Hutterite colonies step up precautions as Manitoba COVID-19 cases increase


WINNIPEG – With the increase in COVID-19 cases in the province, residents of Hutterite communities across Manitoba are stepping up public health measures, but as increased testing identifies more positive cases, they fear the stigma does not continue. Thirty-one of 49 new cases announced Monday and 47 of 72 cases announced Sunday by Manitoba public health were in community living communities. They include but are not limited to Hutterite settlements.

Kenny Wollmann, a member of the Hutterian Safety Council’s COVID-19 working group, said communities have been taking precautions since the start of the pandemic.

“These have now intensified,” he told CTV News on Monday. “I always say that what we did in March, April and May was good practice for what we urgently need to do now.”

Photos provided to CTV News show people hulling corn outside with masks on. The same goes for those who prepare food in common kitchens.

Wollmann said this was all part of the precautions put in place to contain the spread of the coronavirus, which has dramatically changed the way Hutterites live.

“Because of COVID-19, a lot of our communal kitchens, where we have three meals a day, have been closed and now meals have to be prepared and distributed there or they have to be prepared at home,” Wollmann said. .

Dr Brent Roussin, the province’s chief public health officer, said since the start of the pandemic, there have been 236 cases in community communities. Of these cases, 148 are active, which represents just over a third of all active cases.
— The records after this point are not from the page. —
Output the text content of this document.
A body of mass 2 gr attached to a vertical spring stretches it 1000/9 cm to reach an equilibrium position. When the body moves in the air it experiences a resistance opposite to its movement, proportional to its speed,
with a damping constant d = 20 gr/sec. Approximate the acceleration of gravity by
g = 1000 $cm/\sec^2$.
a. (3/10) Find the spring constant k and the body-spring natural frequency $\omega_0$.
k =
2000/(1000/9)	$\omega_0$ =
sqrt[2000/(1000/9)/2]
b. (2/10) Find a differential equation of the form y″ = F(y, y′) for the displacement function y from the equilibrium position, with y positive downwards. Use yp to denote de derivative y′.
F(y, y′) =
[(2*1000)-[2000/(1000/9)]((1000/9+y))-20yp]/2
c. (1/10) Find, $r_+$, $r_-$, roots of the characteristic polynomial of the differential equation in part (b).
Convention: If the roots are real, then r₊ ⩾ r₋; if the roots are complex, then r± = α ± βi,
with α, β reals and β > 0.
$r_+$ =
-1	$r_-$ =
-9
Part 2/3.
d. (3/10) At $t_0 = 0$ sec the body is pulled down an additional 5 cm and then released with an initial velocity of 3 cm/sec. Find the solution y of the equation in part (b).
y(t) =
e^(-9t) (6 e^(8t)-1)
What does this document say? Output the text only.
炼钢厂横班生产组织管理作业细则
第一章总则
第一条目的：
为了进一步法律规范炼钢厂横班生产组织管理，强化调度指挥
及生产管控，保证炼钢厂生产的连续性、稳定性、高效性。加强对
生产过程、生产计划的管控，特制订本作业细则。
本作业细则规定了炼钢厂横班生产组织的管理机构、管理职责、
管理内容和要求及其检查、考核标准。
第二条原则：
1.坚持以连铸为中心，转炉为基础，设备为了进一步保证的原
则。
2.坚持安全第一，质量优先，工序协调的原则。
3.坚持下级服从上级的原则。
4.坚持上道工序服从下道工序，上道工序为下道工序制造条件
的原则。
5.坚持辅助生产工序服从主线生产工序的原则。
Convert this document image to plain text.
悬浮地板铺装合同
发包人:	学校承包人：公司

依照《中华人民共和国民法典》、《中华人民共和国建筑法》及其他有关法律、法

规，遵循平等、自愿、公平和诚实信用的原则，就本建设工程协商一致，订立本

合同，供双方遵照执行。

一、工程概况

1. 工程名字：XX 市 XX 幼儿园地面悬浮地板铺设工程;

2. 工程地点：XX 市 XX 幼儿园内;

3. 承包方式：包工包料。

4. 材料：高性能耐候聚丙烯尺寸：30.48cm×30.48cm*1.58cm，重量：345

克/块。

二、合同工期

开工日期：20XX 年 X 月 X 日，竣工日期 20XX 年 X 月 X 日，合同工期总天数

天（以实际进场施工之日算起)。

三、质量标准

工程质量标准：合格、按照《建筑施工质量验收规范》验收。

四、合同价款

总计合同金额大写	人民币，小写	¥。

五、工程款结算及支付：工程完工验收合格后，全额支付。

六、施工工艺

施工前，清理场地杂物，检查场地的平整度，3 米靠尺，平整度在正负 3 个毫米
Many of the recent cases were identified during a province-initiated screening campaign – tests that took place through the usual process and directly in the community living communities.

“The weekend results were actually mobile tests where we went to communities to do testing,” Roussin said. “So we did a lot of testing, then a lot of cases were identified.”

The province was criticized earlier in the pandemic for identifying confirmed cases in people from Hutterite settlements.

There have been reports that Hutterites have faced stigma in surrounding communities, which Wollmann says is once again a concern as cases rise.

“These people are doing everything right and everything is according to the book, but just because they are part of a visible minority, they are unfair,” he said.

Wollmann said that like all other segments of society, people’s response to the pandemic in Hutterite communities has varied, but he said many took the virus seriously from day one.

“And if they thought that wearing two masks would help people, they would wear two masks,” Wollmann said. “On the other end of the spectrum, we have people you might call COVID deniers or people who think it’s a scam or a ploy concocted by someone somewhere to do bad things . ”

Hutterite leaders continually work to bring people together to do the right thing, he added, and encouraged compassion in times of crisis.

“Hutterites are Canadian citizens and they should also be treated with respect and dignity,” said Wollmann.

Given the success of the mobile testing, Roussin said he expects plans to be made to do more in the community living communities.